Three kilometres on a small Bispebjerg hill, ninety minutes including the church. Bispebjerg S-tog (F-line) is the entry; walk north up Frederiksborgvej and the church silhouette appears within ten minutes — the vertical brick facade reading like a gigantic pipe organ from a distance.

The exterior is the first half of the visit. Walk the perimeter; the church's strict verticality reads differently from each side. Inside, the vertical bricks continue up the columns to the vaulted ceiling — vast, restrained, the lighting almost entirely from clerestory windows. Free entry; quiet most weekday afternoons.

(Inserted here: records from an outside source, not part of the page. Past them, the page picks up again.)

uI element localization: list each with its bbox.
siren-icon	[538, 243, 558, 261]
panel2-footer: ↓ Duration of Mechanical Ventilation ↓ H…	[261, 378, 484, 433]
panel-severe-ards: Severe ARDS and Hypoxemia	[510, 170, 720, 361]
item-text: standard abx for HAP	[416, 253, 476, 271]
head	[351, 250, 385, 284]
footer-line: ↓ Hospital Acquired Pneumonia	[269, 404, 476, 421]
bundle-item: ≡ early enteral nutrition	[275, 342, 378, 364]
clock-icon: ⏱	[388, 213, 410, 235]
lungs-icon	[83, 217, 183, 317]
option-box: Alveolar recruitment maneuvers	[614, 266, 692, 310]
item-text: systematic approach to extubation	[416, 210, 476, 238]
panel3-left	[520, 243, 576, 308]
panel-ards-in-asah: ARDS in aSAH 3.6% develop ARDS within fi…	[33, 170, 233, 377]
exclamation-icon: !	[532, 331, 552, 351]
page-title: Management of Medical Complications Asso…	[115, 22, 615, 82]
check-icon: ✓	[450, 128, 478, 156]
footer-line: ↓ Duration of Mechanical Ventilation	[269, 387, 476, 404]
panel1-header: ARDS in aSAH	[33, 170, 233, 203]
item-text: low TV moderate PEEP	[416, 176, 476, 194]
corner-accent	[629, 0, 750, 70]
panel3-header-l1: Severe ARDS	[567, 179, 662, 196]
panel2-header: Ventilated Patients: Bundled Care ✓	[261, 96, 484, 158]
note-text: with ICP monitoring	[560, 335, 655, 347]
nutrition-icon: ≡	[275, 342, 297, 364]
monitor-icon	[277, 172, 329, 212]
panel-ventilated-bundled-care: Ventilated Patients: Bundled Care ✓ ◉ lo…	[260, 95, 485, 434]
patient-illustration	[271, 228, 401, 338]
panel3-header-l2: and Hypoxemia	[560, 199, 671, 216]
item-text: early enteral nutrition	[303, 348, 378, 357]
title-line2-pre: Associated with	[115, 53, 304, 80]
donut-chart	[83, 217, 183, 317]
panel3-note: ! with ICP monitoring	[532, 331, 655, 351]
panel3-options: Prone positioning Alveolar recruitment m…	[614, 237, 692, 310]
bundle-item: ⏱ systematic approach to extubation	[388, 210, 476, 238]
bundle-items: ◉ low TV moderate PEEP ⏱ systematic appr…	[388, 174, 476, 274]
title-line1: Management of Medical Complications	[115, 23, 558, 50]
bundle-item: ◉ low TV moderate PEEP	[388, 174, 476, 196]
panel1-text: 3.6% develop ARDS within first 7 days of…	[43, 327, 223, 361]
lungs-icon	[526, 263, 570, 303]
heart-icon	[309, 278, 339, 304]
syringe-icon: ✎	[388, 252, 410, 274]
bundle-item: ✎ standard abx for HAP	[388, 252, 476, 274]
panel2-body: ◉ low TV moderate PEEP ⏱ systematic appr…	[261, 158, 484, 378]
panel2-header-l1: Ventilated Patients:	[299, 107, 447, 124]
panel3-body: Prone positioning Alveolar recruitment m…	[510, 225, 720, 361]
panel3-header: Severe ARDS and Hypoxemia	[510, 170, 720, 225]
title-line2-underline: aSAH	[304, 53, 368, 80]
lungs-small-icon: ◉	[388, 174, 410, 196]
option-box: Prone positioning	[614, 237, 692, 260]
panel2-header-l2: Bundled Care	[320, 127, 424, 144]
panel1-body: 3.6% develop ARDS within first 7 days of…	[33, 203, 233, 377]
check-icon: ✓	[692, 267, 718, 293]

På Bjerget (literally On the Mountain) is the housing around the church, laid out by Jensen-Klint to match the church's brick vocabulary. Bispebjerg Kirkegård sits south — wooded, residential in feel, the cemetery's quiet matching the church's.

The route

On the map.

Stops along the way

Things to notice.

  1. 01
    1

    Bispebjerg S-tog

    F-line S-tog stop. Walk north up *Frederiksborgvej* for ten minutes; the church silhouette appears as you climb the gentle hill.

  2. 02
    2

    Approach to Grundtvigs Kirke

    *På Bjerget* — *On the Mountain* — is the name of the small hill the church sits on. The approach is the architecture; the church reads vertically against the sky from blocks away.

  3. 03
    3

    Grundtvigs Kirke exterior

    Peder Vilhelm Jensen-Klint's expressionist brick church, started 1921 and completed 1940 (Klint died in 1930; his son Kaare Klint finished the work). Six million bricks. The vertical organ-pipe facade is the photograph — austere, geometric, distinct from any other church in Europe. Walk the perimeter.

  4. 04
    4

    Grundtvigs Kirke interior

    The vertical bricks continue up the columns to the vaulted ceiling — vast, restrained, the lighting almost entirely from clerestory windows. The interior brick is the same yellow-grey hand-made stuff as the exterior. Free entry; quiet most weekday afternoons. Closed Sunday mornings during services.

  5. 05
    5

    På Bjerget housing

    The 1920s workers' housing Jensen-Klint and Kaare Klint laid out to surround the church. Same brick vocabulary, scaled to a domestic register — terraced houses, courtyards, small front gardens. Walk the surrounding streets; the architecture is unified across the neighbourhood.

  6. 06
    6

    Bispebjerg Kirkegård

    The cemetery just south. Less famous than *Assistens*, more wooded, fewer pilgrimage graves. The cemetery functions as a park as much as a graveyard. Walk a stretch on the way back to the S-tog.